Geothermal plants are a way of tapping this heat. They are generally located near fumaroles and geysers, where groundwater meets hot spots in the earth's crust. If we dig down far enough, however, we will encounter more than enough heat to boil water. Engineers are now talking about drilling down 10 miles (the deepest oil wells are only five miles) to tap this energy.
Here's a better idea: Bring the source of this heat -- the uranium -- to the surface, put it in a carefully controlled environment, and accelerate its breakdown a bit to raise temperatures to around 700 degrees Fahrenheit, and use it to boil water. That's what we do in a nuclear reactor.
Extra Bonus: The author has built his own site, Terrestrial Energy.org, to promote his forthcoming book and comes complete with a good-looking and informative slideshow.
Comments
Maybe we should call fission "Oklo power".

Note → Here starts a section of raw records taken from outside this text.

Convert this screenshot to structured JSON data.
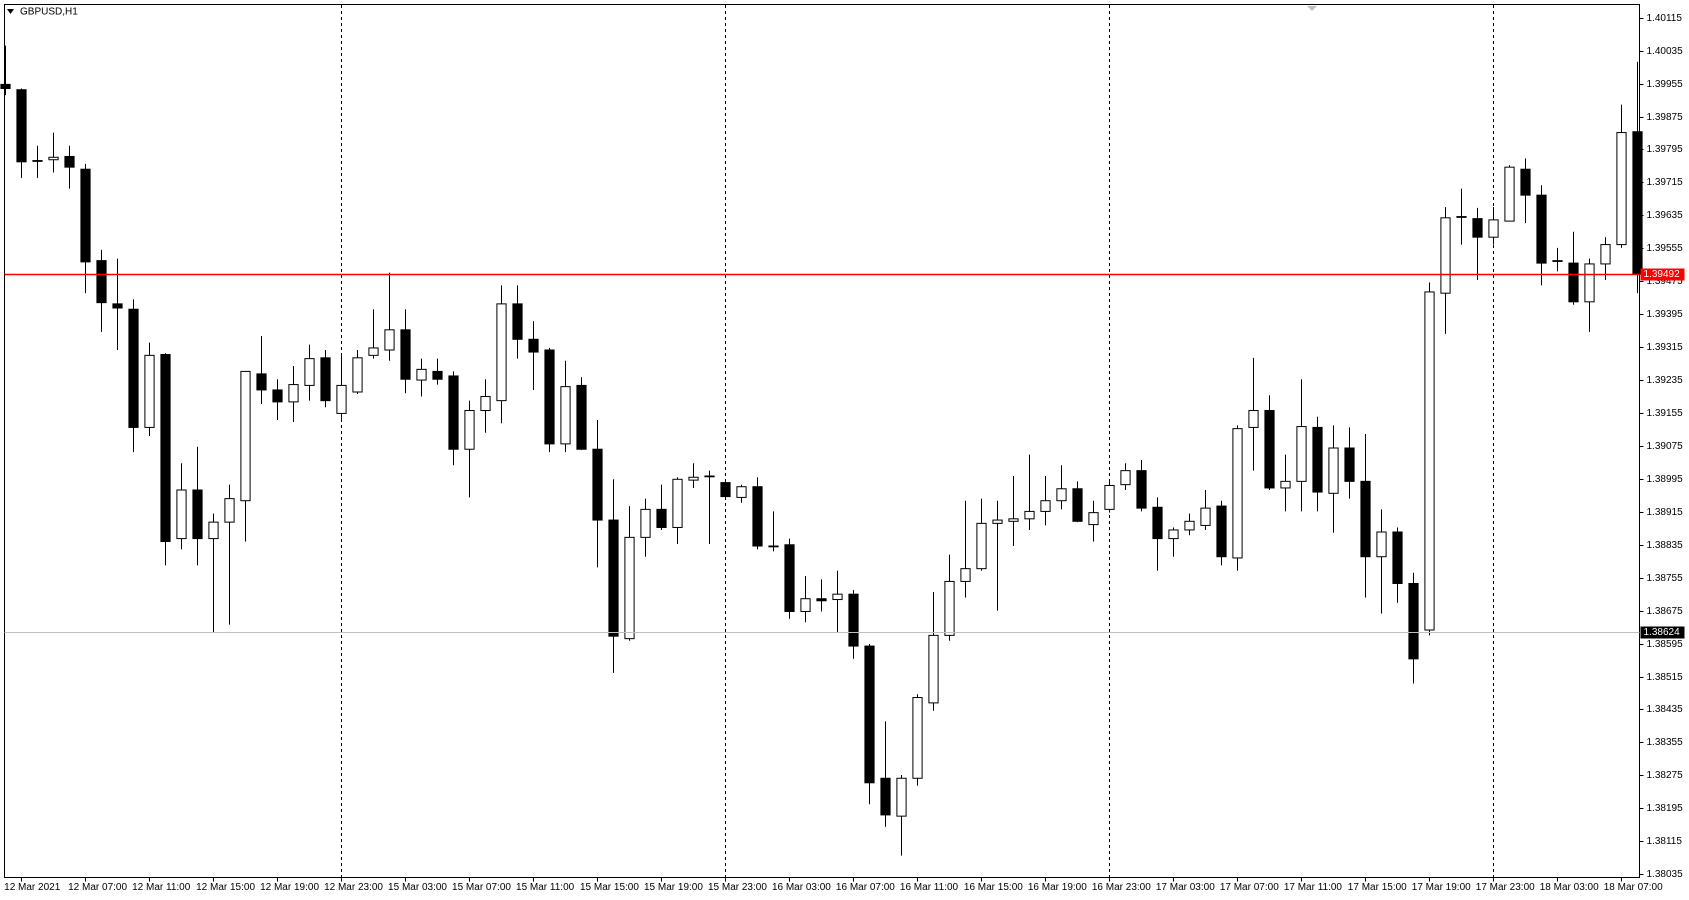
{
  "chart_data": {
    "type": "candlestick",
    "title": "GBPUSD,H1",
    "categories": [
      null,
      "12 Mar 2021",
      null,
      null,
      null,
      "12 Mar 07:00",
      null,
      null,
      null,
      "12 Mar 11:00",
      null,
      null,
      null,
      "12 Mar 15:00",
      null,
      null,
      null,
      "12 Mar 19:00",
      null,
      null,
      null,
      "12 Mar 23:00",
      null,
      null,
      null,
      "15 Mar 03:00",
      null,
      null,
      null,
      "15 Mar 07:00",
      null,
      null,
      null,
      "15 Mar 11:00",
      null,
      null,
      null,
      "15 Mar 15:00",
      null,
      null,
      null,
      "15 Mar 19:00",
      null,
      null,
      null,
      "15 Mar 23:00",
      null,
      null,
      null,
      "16 Mar 03:00",
      null,
      null,
      null,
      "16 Mar 07:00",
      null,
      null,
      null,
      "16 Mar 11:00",
      null,
      null,
      null,
      "16 Mar 15:00",
      null,
      null,
      null,
      "16 Mar 19:00",
      null,
      null,
      null,
      "16 Mar 23:00",
      null,
      null,
      null,
      "17 Mar 03:00",
      null,
      null,
      null,
      "17 Mar 07:00",
      null,
      null,
      null,
      "17 Mar 11:00",
      null,
      null,
      null,
      "17 Mar 15:00",
      null,
      null,
      null,
      "17 Mar 19:00",
      null,
      null,
      null,
      "17 Mar 23:00",
      null,
      null,
      null,
      "18 Mar 03:00",
      null,
      null,
      null,
      "18 Mar 07:00",
      null
    ],
    "open": [
      1.39953,
      1.3994,
      1.39768,
      1.3977,
      1.39778,
      1.39747,
      1.39525,
      1.3942,
      1.39407,
      1.3912,
      1.39297,
      1.3885,
      1.38968,
      1.3885,
      1.3889,
      1.38942,
      1.3925,
      1.39211,
      1.39182,
      1.39222,
      1.39289,
      1.39154,
      1.39206,
      1.39295,
      1.39308,
      1.39357,
      1.39235,
      1.39256,
      1.39245,
      1.39067,
      1.39161,
      1.39185,
      1.3942,
      1.39334,
      1.39308,
      1.3908,
      1.39222,
      1.39067,
      1.38895,
      1.38607,
      1.38853,
      1.38921,
      1.38877,
      1.38992,
      1.39002,
      1.38986,
      1.3895,
      1.38976,
      1.38832,
      1.38835,
      1.38673,
      1.38704,
      1.38702,
      1.38715,
      1.38589,
      1.38268,
      1.38176,
      1.38268,
      1.38451,
      1.38615,
      1.38746,
      1.38777,
      1.38887,
      1.38892,
      1.38898,
      1.38916,
      1.38942,
      1.38971,
      1.38884,
      1.38921,
      1.38981,
      1.39015,
      1.38926,
      1.3885,
      1.38871,
      1.38882,
      1.38929,
      1.38803,
      1.3912,
      1.39161,
      1.38973,
      1.38989,
      1.3912,
      1.3896,
      1.3907,
      1.38989,
      1.38806,
      1.38866,
      1.38741,
      1.38628,
      1.39446,
      1.39632,
      1.39627,
      1.39582,
      1.39621,
      1.39747,
      1.39684,
      1.39525,
      1.39519,
      1.39425,
      1.39517,
      1.39564,
      1.39838
    ],
    "high": [
      1.40047,
      1.39943,
      1.39804,
      1.39836,
      1.39804,
      1.3976,
      1.39551,
      1.3953,
      1.39431,
      1.39326,
      1.393,
      1.39033,
      1.39073,
      1.38911,
      1.38981,
      1.39256,
      1.39342,
      1.39237,
      1.39269,
      1.39321,
      1.39308,
      1.39295,
      1.39308,
      1.39407,
      1.39496,
      1.39407,
      1.39287,
      1.39287,
      1.39256,
      1.39185,
      1.39237,
      1.39465,
      1.39465,
      1.39378,
      1.39313,
      1.39282,
      1.39242,
      1.39138,
      1.38994,
      1.38929,
      1.38947,
      1.38981,
      1.38999,
      1.39033,
      1.39015,
      1.38994,
      1.38981,
      1.38999,
      1.38916,
      1.3885,
      1.38759,
      1.38751,
      1.38772,
      1.38725,
      1.38594,
      1.38406,
      1.38276,
      1.38472,
      1.3872,
      1.38811,
      1.38942,
      1.38947,
      1.38942,
      1.39002,
      1.39054,
      1.39002,
      1.39028,
      1.38989,
      1.38942,
      1.38994,
      1.39033,
      1.39041,
      1.3895,
      1.38877,
      1.38911,
      1.38968,
      1.38942,
      1.39125,
      1.39289,
      1.39198,
      1.39054,
      1.39237,
      1.39146,
      1.39125,
      1.3912,
      1.39104,
      1.38921,
      1.38877,
      1.38767,
      1.39472,
      1.39655,
      1.397,
      1.39653,
      1.39655,
      1.39757,
      1.39773,
      1.39708,
      1.39556,
      1.39595,
      1.3953,
      1.39582,
      1.39904,
      1.40008
    ],
    "low": [
      1.39927,
      1.39726,
      1.39726,
      1.39739,
      1.397,
      1.39446,
      1.39352,
      1.39308,
      1.3906,
      1.39099,
      1.38785,
      1.38824,
      1.38785,
      1.38623,
      1.38641,
      1.38843,
      1.39177,
      1.39138,
      1.39133,
      1.39185,
      1.39169,
      1.39133,
      1.39201,
      1.39287,
      1.39282,
      1.39203,
      1.39195,
      1.39224,
      1.39028,
      1.3895,
      1.39107,
      1.3913,
      1.39287,
      1.39211,
      1.3906,
      1.3906,
      1.39065,
      1.3878,
      1.38524,
      1.38602,
      1.38806,
      1.38871,
      1.38837,
      1.38973,
      1.38837,
      1.3895,
      1.38937,
      1.38824,
      1.38819,
      1.38655,
      1.38647,
      1.38673,
      1.38621,
      1.38558,
      1.38205,
      1.3815,
      1.3808,
      1.3825,
      1.38432,
      1.38602,
      1.38707,
      1.38772,
      1.38675,
      1.38832,
      1.38871,
      1.38882,
      1.38921,
      1.3889,
      1.38843,
      1.38913,
      1.38968,
      1.38916,
      1.38772,
      1.38806,
      1.38858,
      1.38871,
      1.38785,
      1.38772,
      1.39015,
      1.38968,
      1.38916,
      1.38916,
      1.38916,
      1.38864,
      1.38947,
      1.38707,
      1.38668,
      1.38694,
      1.38498,
      1.38615,
      1.39347,
      1.39564,
      1.39478,
      1.39564,
      1.39621,
      1.39616,
      1.39465,
      1.39499,
      1.39418,
      1.39352,
      1.39478,
      1.39556,
      1.39446
    ],
    "close": [
      1.39943,
      1.39765,
      1.39768,
      1.39776,
      1.39752,
      1.39522,
      1.39423,
      1.3941,
      1.3912,
      1.39295,
      1.38843,
      1.38968,
      1.3885,
      1.3889,
      1.38947,
      1.39256,
      1.39211,
      1.39182,
      1.39224,
      1.39287,
      1.39185,
      1.39222,
      1.39289,
      1.39313,
      1.39357,
      1.39237,
      1.39261,
      1.39237,
      1.39067,
      1.39161,
      1.39195,
      1.3942,
      1.39334,
      1.39303,
      1.3908,
      1.39219,
      1.39067,
      1.38895,
      1.38613,
      1.38853,
      1.38921,
      1.38877,
      1.38994,
      1.38999,
      1.39002,
      1.38952,
      1.38976,
      1.38832,
      1.3883,
      1.38673,
      1.38704,
      1.38699,
      1.38715,
      1.38589,
      1.38257,
      1.38179,
      1.38268,
      1.38464,
      1.38615,
      1.38746,
      1.38777,
      1.38887,
      1.38895,
      1.38898,
      1.38916,
      1.38942,
      1.38971,
      1.38892,
      1.38913,
      1.38979,
      1.39015,
      1.38924,
      1.3885,
      1.38871,
      1.38892,
      1.38924,
      1.38806,
      1.39117,
      1.39161,
      1.38973,
      1.38989,
      1.39122,
      1.38963,
      1.3907,
      1.38989,
      1.38806,
      1.38866,
      1.38741,
      1.38558,
      1.39449,
      1.39629,
      1.39632,
      1.39582,
      1.39624,
      1.39752,
      1.39684,
      1.39519,
      1.39525,
      1.39425,
      1.39517,
      1.39564,
      1.39836,
      1.39492
    ],
    "bull_color": "#ffffff",
    "bear_color": "#000000",
    "ylim": [
      1.38027,
      1.40147
    ],
    "yticks": [
      1.40115,
      1.40035,
      1.39955,
      1.39875,
      1.39795,
      1.39715,
      1.39635,
      1.39555,
      1.39475,
      1.39395,
      1.39315,
      1.39235,
      1.39155,
      1.39075,
      1.38995,
      1.38915,
      1.38835,
      1.38755,
      1.38675,
      1.38595,
      1.38515,
      1.38435,
      1.38355,
      1.38275,
      1.38195,
      1.38115,
      1.38035
    ],
    "price_lines": [
      {
        "value": 1.39492,
        "color": "#ff0000"
      },
      {
        "value": 1.38624,
        "color": "#c0c0c0"
      }
    ]
  }
}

Perhaps then nuclear fusion would be "jovial power" on the grounds that deuterium fusion is what happens in brown dwarfs and giant planets (ie Jupiter).
Jupiter has enough mass to cause deuterium fusion to occur. If a gas planet the size and mass of Jupiter was made of deuterium, then it would 'ignite' nuclear fusion, and it would be a star.
The reason that is not the case, however, is that it is not made of enriched deuterium. Out there in the cosmos, there is no mechanism of deuterium enrichment - all the deuterium is evenly distributed, diluted amongst the vast quantities of hydrogen.
I don't know anything about it, but I suppose it's plausible that there could be a very small rate of DD fusion events inside the heart of the planet.
;-)
It sure makes sense to me that fission in the center of the earth is far more likely than fusion in the center of Jupiter.
Of course, what do I know - I am just an English major pretending to know something about physics and thermodynamics.
Now as for politics, history, Iran, the Dem-onaics and so on - that's a different matter.
As for the georeactor theory, I chanced to listen to the Atomic Show episode where Martin Herdon was given his say, and a question occurs to me: If the suggestion that protostars have their fusion process initiated by fission reactions in their cores, what mechanism was responsible for initiating fusion in the first generation of stars to form in the universe, before heavy nuclei formed in supernova explosions could possibly have existed?